What happened to devotion to the baby Jesus? Some time in 1967, Sister Mary Paul (now Jody) went on a course given by Fr Trendy Trousers and learnt that the infancy narratives were all fictional, that it did children irreparable psychological harm to talk about the baby Jesus and that adults had to be more grown-up and think of Jesus only as "the man for others."
In a "hermeneutic of continuity moment" earlier this week, I got to thinking about this particular devotion and my parishioners have heard me mention it both from the pulpit and in the confessional. So it must also go on the blog.

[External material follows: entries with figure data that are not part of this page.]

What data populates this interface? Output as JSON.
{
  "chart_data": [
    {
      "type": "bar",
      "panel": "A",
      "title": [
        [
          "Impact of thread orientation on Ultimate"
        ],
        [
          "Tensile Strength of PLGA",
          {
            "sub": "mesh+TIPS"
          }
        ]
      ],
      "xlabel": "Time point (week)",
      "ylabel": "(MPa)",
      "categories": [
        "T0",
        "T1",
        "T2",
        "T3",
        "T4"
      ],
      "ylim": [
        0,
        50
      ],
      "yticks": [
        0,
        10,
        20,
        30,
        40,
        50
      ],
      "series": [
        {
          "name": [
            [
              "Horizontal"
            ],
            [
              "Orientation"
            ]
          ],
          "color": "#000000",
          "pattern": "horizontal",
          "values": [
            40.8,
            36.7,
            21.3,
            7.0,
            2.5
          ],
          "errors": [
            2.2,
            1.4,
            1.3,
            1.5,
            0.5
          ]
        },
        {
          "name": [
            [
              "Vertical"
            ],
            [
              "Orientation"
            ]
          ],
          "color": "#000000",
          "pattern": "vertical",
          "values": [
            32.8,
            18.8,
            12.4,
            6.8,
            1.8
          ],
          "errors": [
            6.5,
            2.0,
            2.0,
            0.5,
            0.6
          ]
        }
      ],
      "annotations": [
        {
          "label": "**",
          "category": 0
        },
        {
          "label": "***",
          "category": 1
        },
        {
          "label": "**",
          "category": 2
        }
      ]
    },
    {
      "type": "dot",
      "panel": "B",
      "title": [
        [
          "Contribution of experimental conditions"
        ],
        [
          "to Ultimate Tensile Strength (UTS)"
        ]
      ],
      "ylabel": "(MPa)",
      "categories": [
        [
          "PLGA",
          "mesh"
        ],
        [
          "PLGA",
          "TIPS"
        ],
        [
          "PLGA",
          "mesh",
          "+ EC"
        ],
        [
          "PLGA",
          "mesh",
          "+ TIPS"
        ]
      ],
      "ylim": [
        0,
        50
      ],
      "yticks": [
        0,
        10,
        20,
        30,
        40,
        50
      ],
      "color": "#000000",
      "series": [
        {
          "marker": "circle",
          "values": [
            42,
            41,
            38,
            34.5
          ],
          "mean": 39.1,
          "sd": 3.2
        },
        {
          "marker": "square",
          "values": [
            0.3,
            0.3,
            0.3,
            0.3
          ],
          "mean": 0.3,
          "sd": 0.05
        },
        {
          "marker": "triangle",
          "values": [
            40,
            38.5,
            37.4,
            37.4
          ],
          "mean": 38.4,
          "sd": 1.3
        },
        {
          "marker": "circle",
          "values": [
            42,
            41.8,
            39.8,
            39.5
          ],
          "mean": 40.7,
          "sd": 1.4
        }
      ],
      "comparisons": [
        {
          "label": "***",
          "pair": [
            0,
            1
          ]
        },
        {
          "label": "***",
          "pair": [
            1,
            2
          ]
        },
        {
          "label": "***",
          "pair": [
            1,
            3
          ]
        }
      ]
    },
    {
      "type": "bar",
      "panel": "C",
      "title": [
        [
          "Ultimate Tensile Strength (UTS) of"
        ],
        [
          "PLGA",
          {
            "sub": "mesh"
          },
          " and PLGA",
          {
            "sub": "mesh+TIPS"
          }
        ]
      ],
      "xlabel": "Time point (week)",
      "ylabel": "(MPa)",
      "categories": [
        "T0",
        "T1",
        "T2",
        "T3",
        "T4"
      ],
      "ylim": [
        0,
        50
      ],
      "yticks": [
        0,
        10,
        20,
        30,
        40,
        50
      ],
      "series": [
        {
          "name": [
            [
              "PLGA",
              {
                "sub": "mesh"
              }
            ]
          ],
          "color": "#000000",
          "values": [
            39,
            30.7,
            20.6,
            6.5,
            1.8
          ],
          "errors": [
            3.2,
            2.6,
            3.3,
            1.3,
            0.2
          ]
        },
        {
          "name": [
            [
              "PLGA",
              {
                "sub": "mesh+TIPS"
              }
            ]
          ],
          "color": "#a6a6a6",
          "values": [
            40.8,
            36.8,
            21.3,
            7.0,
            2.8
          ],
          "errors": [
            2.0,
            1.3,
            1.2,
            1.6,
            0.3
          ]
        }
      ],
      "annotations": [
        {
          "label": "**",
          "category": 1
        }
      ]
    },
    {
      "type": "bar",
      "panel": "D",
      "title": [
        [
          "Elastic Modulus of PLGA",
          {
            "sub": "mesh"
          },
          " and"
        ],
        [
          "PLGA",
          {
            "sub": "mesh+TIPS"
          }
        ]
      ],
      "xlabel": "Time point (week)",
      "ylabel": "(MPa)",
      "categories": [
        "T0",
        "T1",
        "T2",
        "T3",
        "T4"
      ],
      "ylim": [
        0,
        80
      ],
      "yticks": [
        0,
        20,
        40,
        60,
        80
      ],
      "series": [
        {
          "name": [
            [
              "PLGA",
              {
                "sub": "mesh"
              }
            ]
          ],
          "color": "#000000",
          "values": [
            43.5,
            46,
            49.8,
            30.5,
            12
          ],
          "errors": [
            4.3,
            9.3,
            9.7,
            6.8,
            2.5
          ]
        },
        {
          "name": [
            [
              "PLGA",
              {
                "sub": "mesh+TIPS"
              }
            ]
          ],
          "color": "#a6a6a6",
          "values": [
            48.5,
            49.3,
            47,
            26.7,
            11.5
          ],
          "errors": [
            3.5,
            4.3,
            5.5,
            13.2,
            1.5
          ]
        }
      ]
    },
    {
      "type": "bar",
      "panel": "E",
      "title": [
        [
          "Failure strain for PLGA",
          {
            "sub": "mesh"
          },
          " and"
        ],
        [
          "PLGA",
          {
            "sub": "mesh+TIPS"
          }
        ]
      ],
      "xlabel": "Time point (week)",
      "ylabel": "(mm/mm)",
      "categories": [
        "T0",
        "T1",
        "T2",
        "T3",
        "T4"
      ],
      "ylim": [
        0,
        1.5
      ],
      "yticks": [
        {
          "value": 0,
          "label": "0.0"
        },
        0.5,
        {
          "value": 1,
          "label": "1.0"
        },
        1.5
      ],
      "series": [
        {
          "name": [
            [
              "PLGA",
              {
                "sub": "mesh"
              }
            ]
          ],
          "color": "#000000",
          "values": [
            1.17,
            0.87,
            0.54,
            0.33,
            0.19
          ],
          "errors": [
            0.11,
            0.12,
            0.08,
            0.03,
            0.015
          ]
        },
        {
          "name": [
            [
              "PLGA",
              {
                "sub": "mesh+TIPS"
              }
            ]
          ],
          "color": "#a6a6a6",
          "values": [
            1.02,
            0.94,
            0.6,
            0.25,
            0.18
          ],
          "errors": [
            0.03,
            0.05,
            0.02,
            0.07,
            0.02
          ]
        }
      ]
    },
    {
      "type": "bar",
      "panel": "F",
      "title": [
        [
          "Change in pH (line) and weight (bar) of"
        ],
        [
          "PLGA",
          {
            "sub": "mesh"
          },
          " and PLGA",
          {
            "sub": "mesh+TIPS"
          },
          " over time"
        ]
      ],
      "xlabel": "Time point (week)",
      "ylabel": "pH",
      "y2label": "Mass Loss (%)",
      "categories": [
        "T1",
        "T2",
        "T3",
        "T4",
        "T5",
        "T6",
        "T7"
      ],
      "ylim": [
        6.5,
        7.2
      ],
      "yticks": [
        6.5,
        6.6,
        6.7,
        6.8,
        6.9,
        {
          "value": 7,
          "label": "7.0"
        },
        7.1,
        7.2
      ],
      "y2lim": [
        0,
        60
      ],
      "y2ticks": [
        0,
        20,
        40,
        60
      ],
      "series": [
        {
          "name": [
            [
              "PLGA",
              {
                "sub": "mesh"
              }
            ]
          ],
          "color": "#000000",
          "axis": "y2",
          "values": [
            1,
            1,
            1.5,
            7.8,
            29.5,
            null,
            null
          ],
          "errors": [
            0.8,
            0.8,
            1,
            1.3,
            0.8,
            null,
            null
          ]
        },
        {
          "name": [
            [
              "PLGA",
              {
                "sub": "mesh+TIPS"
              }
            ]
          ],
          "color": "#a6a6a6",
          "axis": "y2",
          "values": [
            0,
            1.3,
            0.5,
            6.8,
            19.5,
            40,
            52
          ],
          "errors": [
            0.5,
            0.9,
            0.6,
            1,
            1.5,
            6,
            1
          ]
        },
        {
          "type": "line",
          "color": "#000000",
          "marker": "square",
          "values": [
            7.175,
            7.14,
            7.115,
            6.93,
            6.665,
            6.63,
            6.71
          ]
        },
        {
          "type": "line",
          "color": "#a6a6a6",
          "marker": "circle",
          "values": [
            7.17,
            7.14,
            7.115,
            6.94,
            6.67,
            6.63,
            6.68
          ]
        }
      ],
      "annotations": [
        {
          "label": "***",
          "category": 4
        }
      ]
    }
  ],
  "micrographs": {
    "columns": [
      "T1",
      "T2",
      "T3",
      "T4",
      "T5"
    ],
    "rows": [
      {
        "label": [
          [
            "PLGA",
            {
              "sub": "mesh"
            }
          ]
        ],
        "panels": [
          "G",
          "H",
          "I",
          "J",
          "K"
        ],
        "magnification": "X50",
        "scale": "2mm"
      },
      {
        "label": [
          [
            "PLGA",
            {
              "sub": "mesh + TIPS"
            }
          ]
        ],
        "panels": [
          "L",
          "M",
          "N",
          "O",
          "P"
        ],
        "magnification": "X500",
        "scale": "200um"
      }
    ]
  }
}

When St Francis constructed the crib at Greccio, he showed his saintly understanding of psychology. Many of the saints have encouraged us to picture scenes from the Gospel in our imagination. By constructing the nativity scene, we give ourselves the opportunity to meditate upon the awesome mystery that it represents. The Word of God, all-powerful, omniscient, creator of the universe, begotten of the Father before time began, came to visit us as a baby. We can also reflect on the part played in the scene by Our Lady, St Joseph, the shepherds or the magi: but I think that the 1960s denigration of the baby Jesus has remained in the theological subconscious so that we are perhaps a little embarrassed even to use this expression. It is against that embarrassment that I wish to take up arms.

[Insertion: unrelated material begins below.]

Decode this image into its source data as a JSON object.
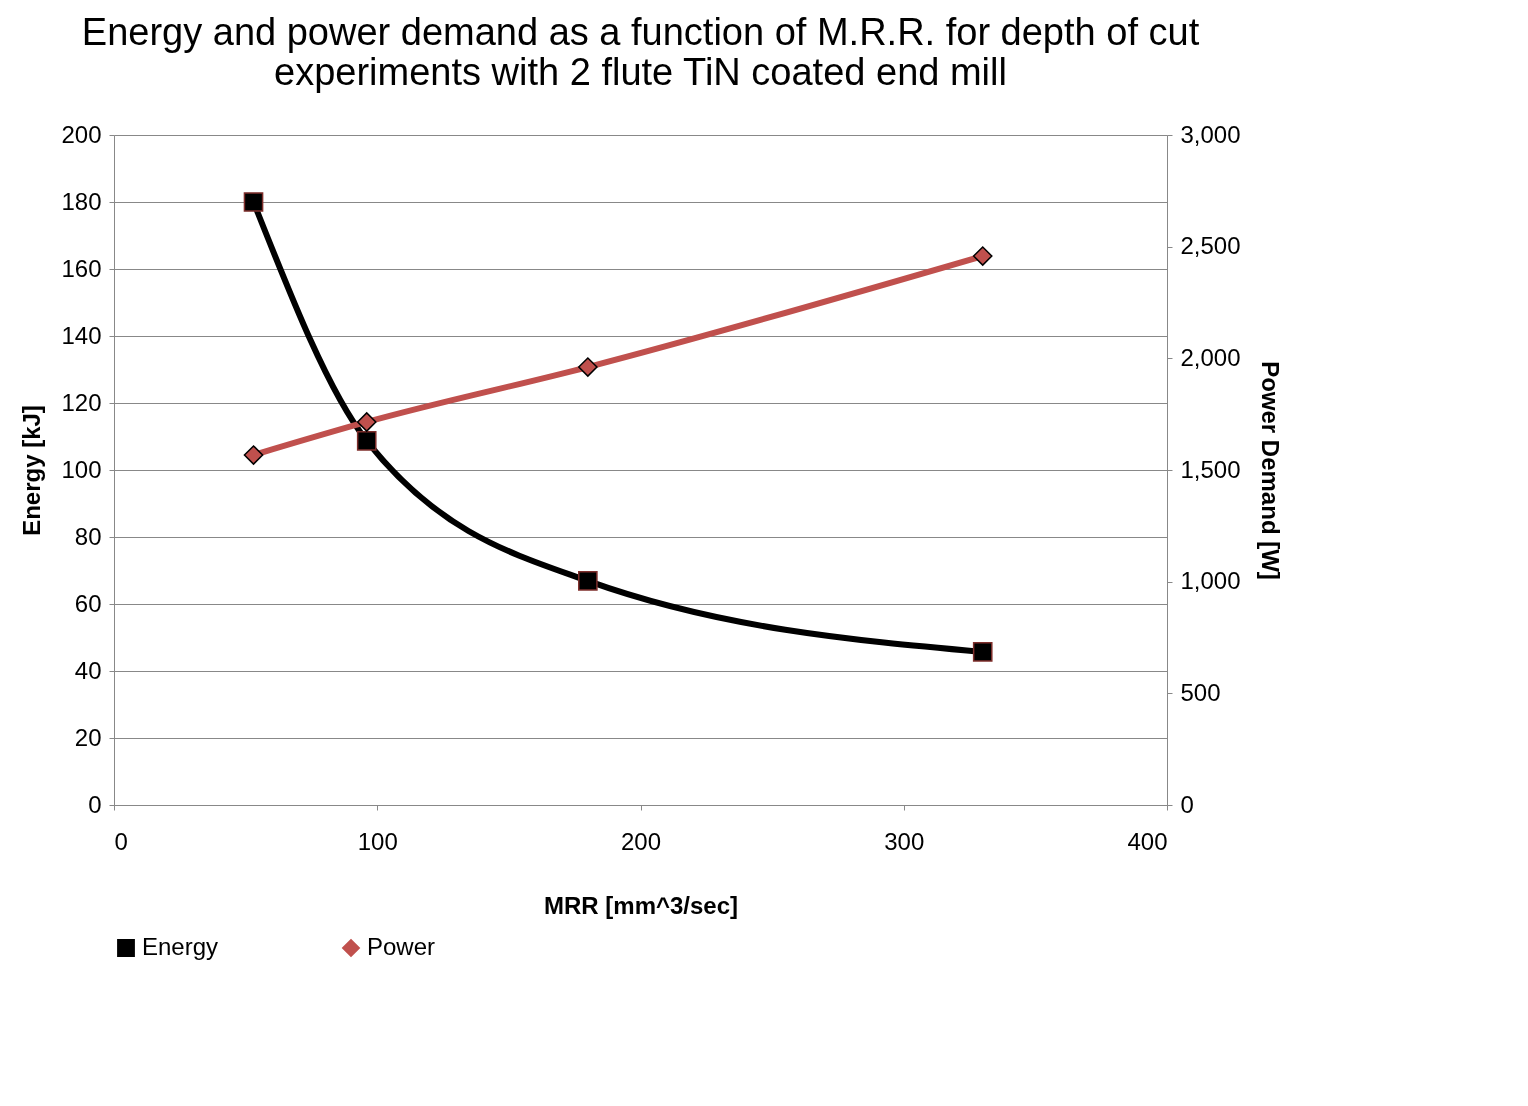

My own thought was this: whenever parents bring a new baby to Church, there is a kind of rugby scrum afterwards. People want just to see the little child - they count themselves lucky if they are able to stroke his head or to hold him. Something in us responds immediately, with an infallible instinct, to a small infant. (One day, a consultant in the parish was at the edge of such a scrum and joked "Let me through, I'm a doctor!")
By imagining in our prayers the infant Jesus, cradled in his mother's arms, we can appreciate the infinite humility of our God. Despite our having sinned against him, turned our backs on him, cast him out of our lives in favour of some paltry gain, petty vindictiveness, or passing pleasure that we have placed at a higher value than his love, he has not cast us off, destroyed us, sent us to hell. Instead, the all-holy God has come to us utterly weak and vulnerable, a tiny infant whom nobody could fail to love.
This, surely, is a most powerful reason for giving thanks for our Christian faith. Allah is indeed all merciful, just and powerful. But his mercy is shown in a way that exceeds anything we could dare to hope for. This baby is the living God and he invites us to love him, to change our lives, to give him our all.